Here’s the other hard truth: as a general matter, you often won’t know you no longer have an unsound mind or body. So, for instance, if you are in an accident, you might not be able to make certain decisions. 

That’s why you have to designate someone before those potential scenarios. That person could be your spouse, brother, sister, or partner. But that isn’t always automatic, depending on where you live. Concrete steps have to be taken by way of powers of attorney. 

To be safe, the Review Dads recommend you maintain a durable power of attorney. A durable power of attorney takes effect once the document is signed and remains in effect until your death or until it’s revoked. 

The other type of power of attorney is a springing power of attorney. We don’t recommend this because it only takes effect if you become incapacitated. The issue with the springing power of attorney is that your designated individual must show or establish that you are incapacitated. Therefore, in certain types of emergencies (for instance, if you are in another country), your agent may not be able to quickly make certain decisions on your behalf.

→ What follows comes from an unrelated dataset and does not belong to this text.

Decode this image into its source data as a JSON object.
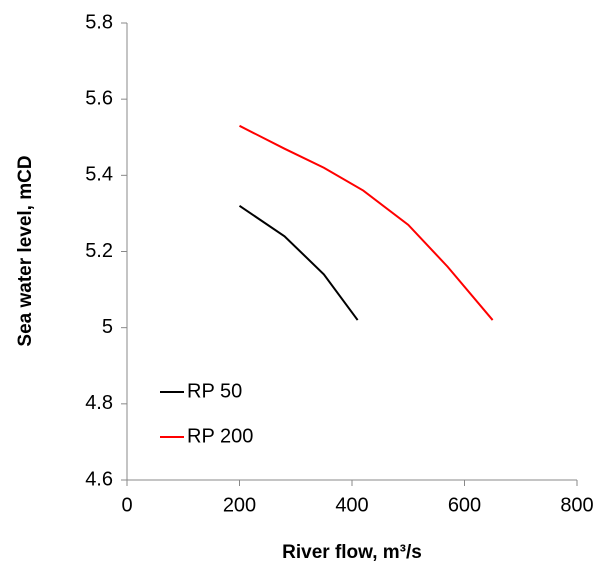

Number 3: If You Want To Preserve and Protect Your Estate, Then Invest In Long-Term Care Insurance 

The hard truth is this: even if you’ve built a hefty estate, a serious debilitative illness such as ALS or Parkinson’s which requires dedicated care, will drain your liquid assets (or the liquid assets of your family) very, very quickly. The average cost for a home health aide is in the ballpark of $70,000 and for a nursing home over $100,000 — yearly. That could be more depending on where you live. The longer you live, the greater the chance you’ll need long-term care especially as you surpass 65 years old.

Let’s be clear: Your standard health insurance will not cover these expenses over the long term. Long-term care insurance is something you get in addition to your regular health insurance. 

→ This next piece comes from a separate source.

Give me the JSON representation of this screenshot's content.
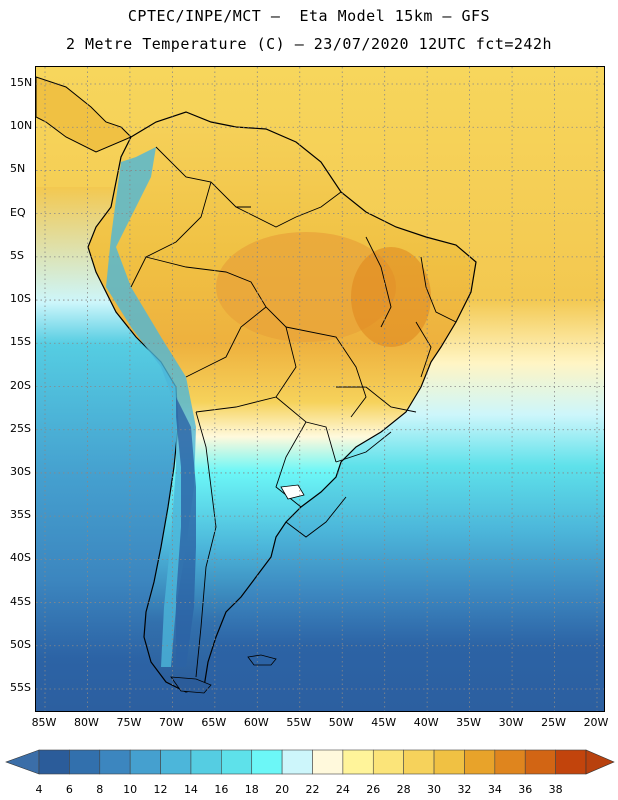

If you’re a dad in your 40s or 50s, you might be wondering why you would need to purchase long-term care insurance now. Here are two compelling reasons:

  1. If you are diagnosed with a severe illness, a long-term care insurance company will likely deny you coverage if you try to purchase the coverage once you are diagnosed. Remember, insurance companies aren’t charities. They are trying to make money.

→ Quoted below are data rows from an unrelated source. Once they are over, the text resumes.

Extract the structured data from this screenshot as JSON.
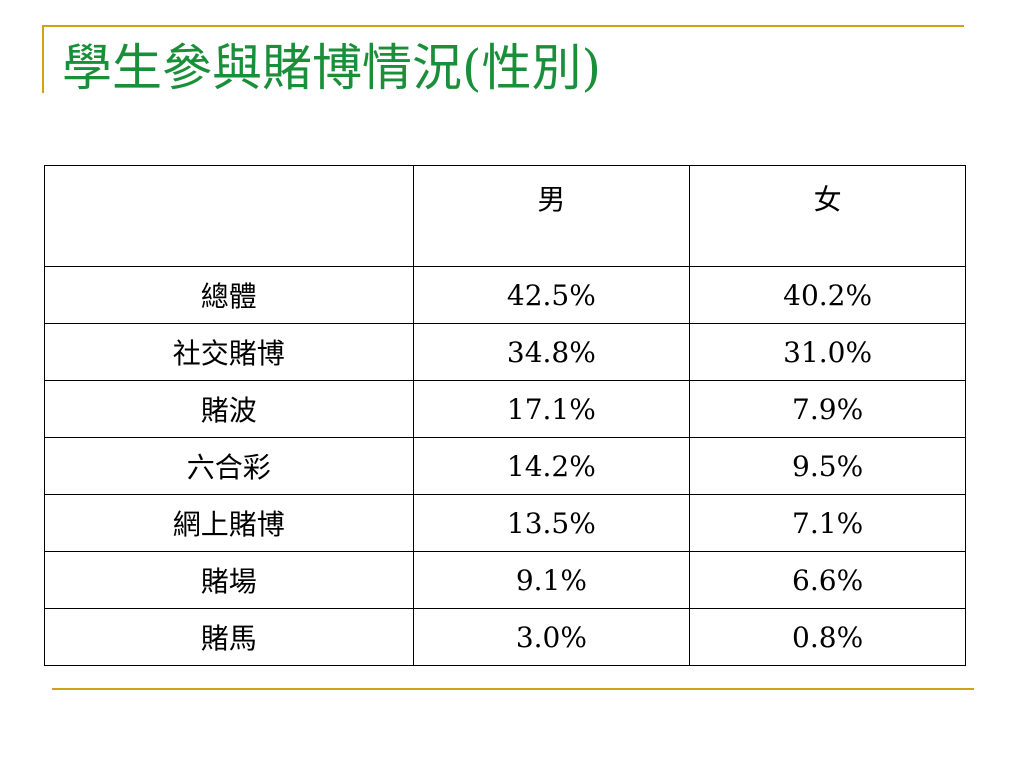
{
  "slide": {
    "title": "學生參與賭博情況(性別)",
    "accent_color": "#d4a017",
    "title_color": "#1a8f3a"
  },
  "table": {
    "headers": [
      "",
      "男",
      "女"
    ],
    "rows": [
      {
        "label": "總體",
        "male": "42.5%",
        "female": "40.2%"
      },
      {
        "label": "社交賭博",
        "male": "34.8%",
        "female": "31.0%"
      },
      {
        "label": "賭波",
        "male": "17.1%",
        "female": "7.9%"
      },
      {
        "label": "六合彩",
        "male": "14.2%",
        "female": "9.5%"
      },
      {
        "label": "網上賭博",
        "male": "13.5%",
        "female": "7.1%"
      },
      {
        "label": "賭場",
        "male": "9.1%",
        "female": "6.6%"
      },
      {
        "label": "賭馬",
        "male": "3.0%",
        "female": "0.8%"
      }
    ]
  }
}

  2. The premiums are much lower if you purchase long-term care insurance in your 40s and 50s. If you try to buy your premiums in your 60s, the prices will be astronomical. Again, insurance companies are running a business, not a charity. 

You must conceptualize Long-Term Care Insurance as an investment in protecting your estate rather than merely an expense on your balance sheet. Sure, maybe you’ll never need long-term care insurance. But the fact is you won’t know whether you’ll need that insurance 10 or 15 years from now. You know how much it costs if you do end up needing long-term care. It’s more than just a pretty penny.  

There Is No Better Time Than Now

Planning for the future is generally a task that dads don’t think too much about. We are often occupied with the here and now. But if you’ve ever witnessed a friend grapple with losing a loved one, you know the toll that can take. We’ve provided you with three quick things you can do today — get permanent life insurance, obtain a durable power of attorney, and purchase long-term care insurance — to protect your estate and ensure that your children, spouse, and family aren’t saddled emotionally and financially.